De Hoge Raad oordeelt dat de rechter die door middel van een tweezijdig elektronisch communicatiemiddel deelneemt aan de behandeling door de meervoudige kamer, niet verplicht is om een toga te dragen. Daarnaast dient te worden gewaarborgd dat de rechter die deelneemt door middel van een tweezijdig elektronisch communicatiemiddel zich een goed beeld kan vormen van wat zich in de zittingszaal afspeelt, dat hij ongehinderd kan deelnemen aan de communicatie tussen de procesdeelnemers en dat hij zichtbaar is voor de aanwezigen in de zittingszaal.

Mede met het oog daarop stelt de Hoge Raad de volgende voorwaarden. Vereist is dat de deelname geschiedt door middel van een tweezijdig audiovisueel communicatiemiddel dat voldoet aan de vereisten van artikel 4.1 Besluit Videoconferentie, zodat de betreffende rechter in staat wordt gesteld waar te nemen wat zich in de zittingszaal afspeelt en zodat deze rechter voor de aanwezigen in de zittingszaal zichtbaar en hoorbaar is. Daarnaast mag de rechter die deelneemt door middel van een tweezijdig audiovisueel communicatiemiddel niet zijn belast met de leiding over (een deel van) het onderzoek ter terechtzitting.

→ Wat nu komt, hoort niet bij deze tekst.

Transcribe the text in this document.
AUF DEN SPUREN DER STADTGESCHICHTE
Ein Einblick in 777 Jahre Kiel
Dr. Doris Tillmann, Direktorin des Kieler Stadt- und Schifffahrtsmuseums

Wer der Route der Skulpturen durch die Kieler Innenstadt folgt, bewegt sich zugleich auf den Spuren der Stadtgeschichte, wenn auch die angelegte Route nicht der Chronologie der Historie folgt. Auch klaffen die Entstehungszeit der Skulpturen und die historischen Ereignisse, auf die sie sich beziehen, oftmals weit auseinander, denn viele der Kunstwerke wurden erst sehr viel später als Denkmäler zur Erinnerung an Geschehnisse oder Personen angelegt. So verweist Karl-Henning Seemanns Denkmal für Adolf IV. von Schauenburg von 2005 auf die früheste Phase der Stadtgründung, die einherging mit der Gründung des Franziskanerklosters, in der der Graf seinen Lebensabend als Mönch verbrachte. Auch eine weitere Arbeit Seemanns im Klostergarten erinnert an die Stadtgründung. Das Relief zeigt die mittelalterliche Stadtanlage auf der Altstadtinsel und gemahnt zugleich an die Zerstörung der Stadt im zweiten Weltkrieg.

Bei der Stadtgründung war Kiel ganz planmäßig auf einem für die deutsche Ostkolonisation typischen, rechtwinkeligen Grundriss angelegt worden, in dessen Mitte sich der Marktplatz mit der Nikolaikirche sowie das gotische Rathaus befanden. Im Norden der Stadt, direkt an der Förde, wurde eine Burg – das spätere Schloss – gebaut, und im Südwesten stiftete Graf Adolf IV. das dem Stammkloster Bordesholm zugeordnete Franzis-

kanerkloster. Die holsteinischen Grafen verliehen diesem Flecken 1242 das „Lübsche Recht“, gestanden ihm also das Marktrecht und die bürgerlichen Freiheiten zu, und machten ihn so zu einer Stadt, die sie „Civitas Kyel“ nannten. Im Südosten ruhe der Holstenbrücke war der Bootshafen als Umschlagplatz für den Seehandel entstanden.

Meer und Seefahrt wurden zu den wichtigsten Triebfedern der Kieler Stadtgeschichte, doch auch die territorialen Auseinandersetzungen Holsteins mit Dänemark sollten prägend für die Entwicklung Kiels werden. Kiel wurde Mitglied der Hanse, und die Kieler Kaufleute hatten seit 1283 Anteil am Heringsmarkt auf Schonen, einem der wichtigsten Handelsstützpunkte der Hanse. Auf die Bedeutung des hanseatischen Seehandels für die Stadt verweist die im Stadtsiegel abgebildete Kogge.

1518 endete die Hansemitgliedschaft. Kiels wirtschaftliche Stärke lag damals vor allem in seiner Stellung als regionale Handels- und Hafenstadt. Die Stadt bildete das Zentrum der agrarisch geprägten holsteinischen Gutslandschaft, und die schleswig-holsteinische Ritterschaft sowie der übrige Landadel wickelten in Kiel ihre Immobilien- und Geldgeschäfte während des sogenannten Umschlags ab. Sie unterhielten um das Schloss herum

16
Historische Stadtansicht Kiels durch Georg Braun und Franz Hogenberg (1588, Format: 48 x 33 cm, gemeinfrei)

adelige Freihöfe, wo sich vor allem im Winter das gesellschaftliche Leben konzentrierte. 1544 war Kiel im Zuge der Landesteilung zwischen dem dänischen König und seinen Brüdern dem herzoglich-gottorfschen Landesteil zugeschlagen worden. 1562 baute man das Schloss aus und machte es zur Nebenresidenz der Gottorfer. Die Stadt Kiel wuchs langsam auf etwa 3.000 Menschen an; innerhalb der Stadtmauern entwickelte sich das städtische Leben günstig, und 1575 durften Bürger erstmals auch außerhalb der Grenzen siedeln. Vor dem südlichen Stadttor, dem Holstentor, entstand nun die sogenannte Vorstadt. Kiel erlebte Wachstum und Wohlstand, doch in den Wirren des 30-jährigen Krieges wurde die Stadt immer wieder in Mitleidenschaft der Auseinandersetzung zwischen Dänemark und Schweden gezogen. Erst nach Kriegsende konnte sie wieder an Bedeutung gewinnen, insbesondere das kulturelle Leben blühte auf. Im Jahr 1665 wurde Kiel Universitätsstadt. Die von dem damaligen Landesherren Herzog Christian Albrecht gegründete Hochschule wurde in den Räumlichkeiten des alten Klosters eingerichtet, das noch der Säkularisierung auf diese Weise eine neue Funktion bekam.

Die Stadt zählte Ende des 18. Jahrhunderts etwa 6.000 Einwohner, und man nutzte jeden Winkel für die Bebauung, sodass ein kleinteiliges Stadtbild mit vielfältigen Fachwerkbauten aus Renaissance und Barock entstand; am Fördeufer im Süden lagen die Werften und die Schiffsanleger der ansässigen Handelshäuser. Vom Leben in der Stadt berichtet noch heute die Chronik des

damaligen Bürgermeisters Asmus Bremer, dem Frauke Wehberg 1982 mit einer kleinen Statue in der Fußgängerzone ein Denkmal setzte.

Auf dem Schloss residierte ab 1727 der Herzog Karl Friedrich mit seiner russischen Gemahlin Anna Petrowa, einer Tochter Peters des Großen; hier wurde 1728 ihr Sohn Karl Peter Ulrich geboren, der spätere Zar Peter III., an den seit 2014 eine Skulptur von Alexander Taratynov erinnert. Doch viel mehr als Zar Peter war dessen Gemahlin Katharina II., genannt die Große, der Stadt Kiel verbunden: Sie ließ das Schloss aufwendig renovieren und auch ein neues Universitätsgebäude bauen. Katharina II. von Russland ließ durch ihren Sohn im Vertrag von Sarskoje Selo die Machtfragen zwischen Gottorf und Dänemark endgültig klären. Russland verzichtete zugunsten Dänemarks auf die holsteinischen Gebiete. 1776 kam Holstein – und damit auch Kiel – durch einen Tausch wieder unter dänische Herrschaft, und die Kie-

De beslissing of, gelet op deze voorwaarden, de zaak tijdens een fysieke zitting inhoudelijk kan worden behandeld terwijl één van de andere rechters deelneemt aan het onderzoek ter terechtzitting door middel van tweezijdig audiovisueel communicatiemiddel wordt genomen door de voorzitter. Daarbij betrekt hij de vraag of de aard van de zaak zich niet verzet tegen de behandeling van de zaak op de hiervoor beschreven wijze. Voordat de voorzitter deze beslissing neemt, stelt hij de verdediging en de vertegenwoordiger van het OM in de gelegenheid hun zienswijze kenbaar te maken over deze wijze van de inhoudelijke behandeling van de zaak. De beslissing van de voorzitter om de zaak tijdens de fysieke zitting inhoudelijk te behandelen terwijl één van de andere rechters aan het onderzoek ter terechtzitting deelneemt door middel van een tweezijdig audiovisueel communicatiemiddel betreft een handeling waartegen geen hoger beroep of cassatieberoep openstaat. Indien de verdachte of de vertegenwoordiger van het OM zich niet kan verenigen met een zodanige wijze van het behandelen van de zaak, ligt het in de rede dat een verzoek dan wel een vordering tot aanhouding van het onderzoek ter terechtzitting wordt gedaan. Tegen een beslissing op zo’n verzoek of vordering kan wel worden opgekomen.